ÓRGANO OFICIAL DEL COMITÉ CENTRAL DEL PARTIDO COMUNISTA DE CUBA
La chica de la aguja, recién estrenada en salas cubanas. Foto: FOTOGRAMA

Filmada mediante una virtuosa fotografía en blanco y negro –a través del formato cinematográfico de 3:2, que transmite opresión y asfixia–, La chica de la aguja (Magnus von Horn, 2024) propone una introducción que, pese a diferencias de identidad visual o duración, me hizo evocar, raudo, a Persona (Ingmar Bergman, 1966).

En ambos pórticos, de cierto modo, está sugerido el sentido de las dos obras. Cada uno guarda un arco de significados que remite al dolor, las máscaras, la dualidad y el sacrificio femenino. No obstante, la cinta danesa (frontal, muy directa) no posee la sutileza expresiva del maestro sueco al discursar sobre esos temas.

No la posee, cierto, y es cruda, dolorosamente cruda, agobiante en sus imágenes, además de bastante pesimista en su escrutinio de parte de la especie humana; pero no merece en modo alguno las descalificaciones recibidas por algunos críticos occidentales, que la tildaron de practicar la llamada pornografía del sufrimiento.

Esa valoración se la merecerían, mejor, películas como la italiana Siempre nos quedará mañana (Paola Cortellesi, 2023), y no esta.

Todo lo plasmado en el filme danés lo hemos leído, incluso en líneas mucho más amargas, en Víctor Hugo, Balzac, Dickens o Dostoievski. Y no debe perderse de vista, al analizarla, el contexto histórico de su relato (la Europa, pobre y desolada, de fines de la Primera Guerra Mundial, escenario de crisis cuando se agudizó la miseria económica y moral apreciable en el largometraje).

Tampoco puede soslayarse, en su interpretación, el estilo e intereses del realizador Magnus von Horn, dueño de una filmografía personal decantada por analizar tanto la parte malsana de la naturaleza humana (Después de esto, 2015), como la voluntad de las personas por afirmarse en contextos hostiles (Sweat, 2020).

El cineasta sueco–polaco reúne dos de sus principales intereses temáticos en la historia que rodea al personaje central de La chica de la aguja, un personaje decidido a sobrevivir, sujeto a percances y traumas que deberá vencer o asimilar, puesto que lo contrario sería perecer en medio del hambre y del frío.

Basada tangencialmente en un suceso real, la película (participante en Cannes y nominada al Oscar a Mejor Filme Extranjero) sigue el curso de Karoline –interpretada por Vic Carmen Sonne–, una joven costurera cuyo esposo, al parecer, pereció en el frente de batalla. Ella no puede permitirse costear su piso, y debe mudarse a otro en el que debe sobrevivir en condiciones casi inhumanas.

La joven encuentra un remanso de alegría en su triste existencia, al enamorarse del dueño de la fábrica en la cual labora. Queda embarazada, y este accede a casarse con ella, pero la anciana madre burguesa del hombre la rechaza. Él no discute su parecer.

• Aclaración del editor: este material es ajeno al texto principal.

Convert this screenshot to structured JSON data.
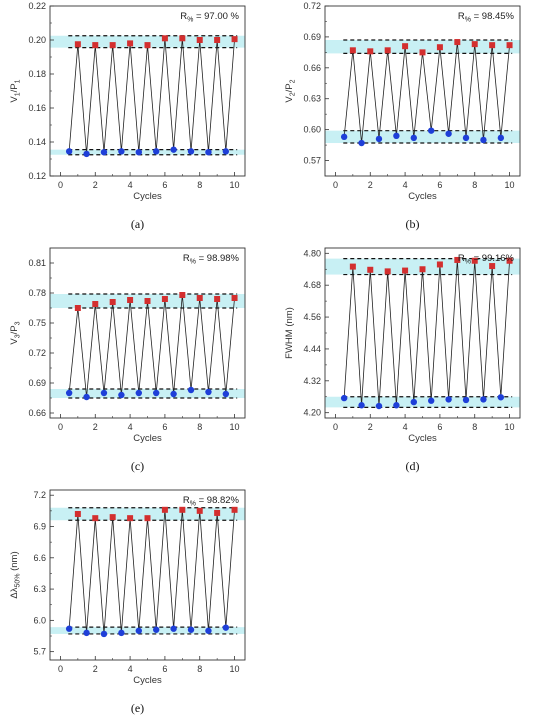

Expulsada de la fábrica, sin sostén, miserable, hambrienta, Karoline tendrá la experiencia inesperada de reencontrar a su esposo. Este, tardíamente, llega de la guerra. La conflagración lo dejó tan desfigurado como el Richard Harrow de la serie Boardwalk Empire.

El marido portará un significado posterior en la evolución/redención de la muchacha, quien también se topará en su camino con uno de los personajes más perturbadores que nos ha brindado en los últimos años el bastante perturbador cine nórdico: una mujer, quien, bajo su apariencia de agente adoptiva de bebés para familias pudientes sin descendencia, esconde una verdad aterradora.

A través del personaje protagónico y su interacción con esa mujer (la potente Trine Dyrholm), el filme explora la fina línea que puede divorciar a las personas –en ciertos contextos–, de instancias supremas como humanidad, misericordia, amor al prójimo y ética.

Drama sobre los hundimientos y las resurrecciones morales, más que una película exagerada o alarmista, La chica de la aguja es una obra realista que mira y nos mira sin falsas condescendencias.